その穢れなき御心が、せめて穢れなきまま在り続ければ良いと。
性格備考
数百年にわたり騎士を輩出し続けてきた、由緒正しきシャティヨン伯爵家の息子。代々剣を握ってきた嫡子達の例に漏れず、リューヌもまたその才に恵まれて生を受けた。己が心身は王室のため、国が行く末の礎とならんことを。初代当主の掲げた家訓のもと王家に忠誠を誓い、物心ついた頃から胸に携え続けた志は折れず揺るがず。キュクロスに伝わる神話もまた当然のごとく、刷り込みがごとく、幼き時分から粛々と教え説かれてきていた。常識として罷り通る風習に、よもや疑問など抱こう筈もなきまま。日々鍛錬と学びを重ねた末、騎士団員として今日日に受ける評は――剣術の腕は非の打ち所なく優秀、人間としては遊び心を知らぬ堅物。品行方正ながら寡黙な日常態度、涼しくも鋭い目許に硬い表情、職務中の真面目な物言いがよりそういった印象を色濃くさせるらしい。実際勤めに当たる時間の他もほぼ鍛錬か読書に充てる辺り、内面もそれらの概評と大凡違わぬものと知れようか。さりとてひとときの休息や人との関わりを厭う訳ではなく、同志や朋友と談笑する折などは口調や面を和らげもする。罪なき人々の心身が不条理に傷つけられたなら、声を荒らげはせずとも当然の憤りを胸に燃やす。築いた人間関係はどれも穏やかに息づき続け、そこに確かな幸いを見出し、皆の平穏無事を護り続けることを誉れとして。ゆくゆくは生涯を通し国に貢献するものと、それが己に定められた使命と、そう信じ切っていた。
ある日のこと
b:王室の政略結婚について意見を求められた
……王室の話か。藪から棒に、何を言い出すかと思えば。
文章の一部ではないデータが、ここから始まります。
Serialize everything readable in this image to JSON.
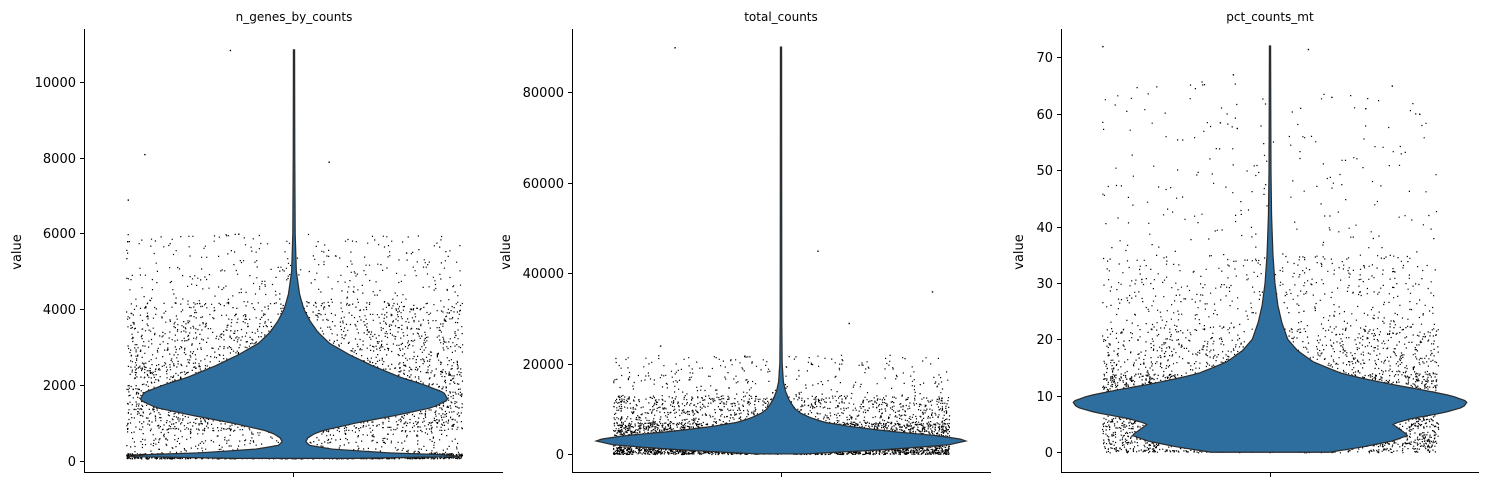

(それは偶々、護衛の任務が日中のみに限られていた或る日。天高き陽が宵の星へと役割を譲り、心よき幼子はララバイと共に大人しく眠るであろう時分。夕刻から却って賑わいを増す城下町の一角、身分の隔てなく憩いの場として親しまれる酒場にて。つい先日に予てからの恋人との縁組みが決まった朋友へ、ごく細やかな祝いも兼ねた席での遣り取りだった。「しかし結婚の相手が初めっから、それこそ出逢う前から決められてるってのは如何なものかね」とは、有頂天の頭に祝い酒の力も手伝ってか投げかけられた友の声。問われた当人は冒頭の一言を静かに零したのち、呆れとも一笑ともつかぬ一息の間を置いて口を開く。)王家の直系にあたられる方々からすれば、生を受けた時点で既にご承知のことだろう。婚姻は当人のみのため行うべきものに非ず、国交のため戦争回避のため……ひいては国の未来がため。それが巡り廻って御本人の幸いに繋がるとあらば、拒まれる余地は無きに等しいのではないか。(話題に上る王室は言わずもがな、高貴の身は往々にして義務を伴う。中々に他人事でもない常識乃至教本通りの回答は、模範的と書いて退屈と読まれそうなものだった。ワインの紅が揺れるグラスを傾ければ、隣席の友が「そりゃ尤もだが」から始める講釈。結ばれ子を成すに過程がない、当人同士の意思さえ二の次とは、王族様なら仕方なしとは思えど情緒に欠ける。例えば昔日から愛を通わせたすえ婚姻に至るなど、そういうのが良い。心が伴わぬ結婚なぞ、俺ならまっぴらごめんだ――云々。佳き友は愛すべき理想家であれど、残念ながら実務家ではない。況してや彼自身の幸福に浮かれきっている今は尚更。さしずめ自分はその対極といった処かと、同意ではなく相槌の頷きを送ること幾度目か。「リューヌはどうなんだ」向けられた水の唐突さから、主に“どう”の掛かる処を判じかねて数拍の間。つまるところ結婚や婚姻、そこに繋がる一糸にでもなりそうな浮いた話はないのかと。そんな他愛も脈絡もなき雑話だとは、やや声量を上げた二言三言を付されてから知れること。)お前とて解っているだろう、生憎そういった話には一切縁が無い。父上の意向に添う縁談なら、相手方の意向も含めて聞く耳くらいは以前から持っているつもりだが。それに……如何なる道に進もうと、俺が為すべきことは変わらない。国の未来を担う方々の命を、この身に代えてもお守りするのみ……(淡々と実直に語る声は、末尾のピリオドまで打つ前に呑まれて消えた。成る程これじゃ女っ気なんて欠片もない訳だと、豪放磊落に笑う声に被せられて。その言い分に若干の不本意さは感じつつ、実のところ返す言葉もないものだから微かに笑んで収めてしまう。些細な失敬は気の置けない間柄に免じ、また今は言祝ぎを贈るべき刻だからと大目に見ることとして。ついと持ち上げた銀灰は友の肩越し、透明な窓越しの月影を仰ぎ、緩やかに飲み進めていたグラスを空ける。代わり映えしない昨日と今日、そしてまた重なり往くであろう明日からの未来。揺るぎなき積み重ねを苗床として、息吹く安寧の花が手折られぬよう護り続ける。たとえ傍から見て華や面白味には欠けようとも、その定めこそが生きる意味に相違ない。終わりなき円環が途切れる兆しなど、少なくともこの小夜までには終ぞ見えやしなかったのだから。)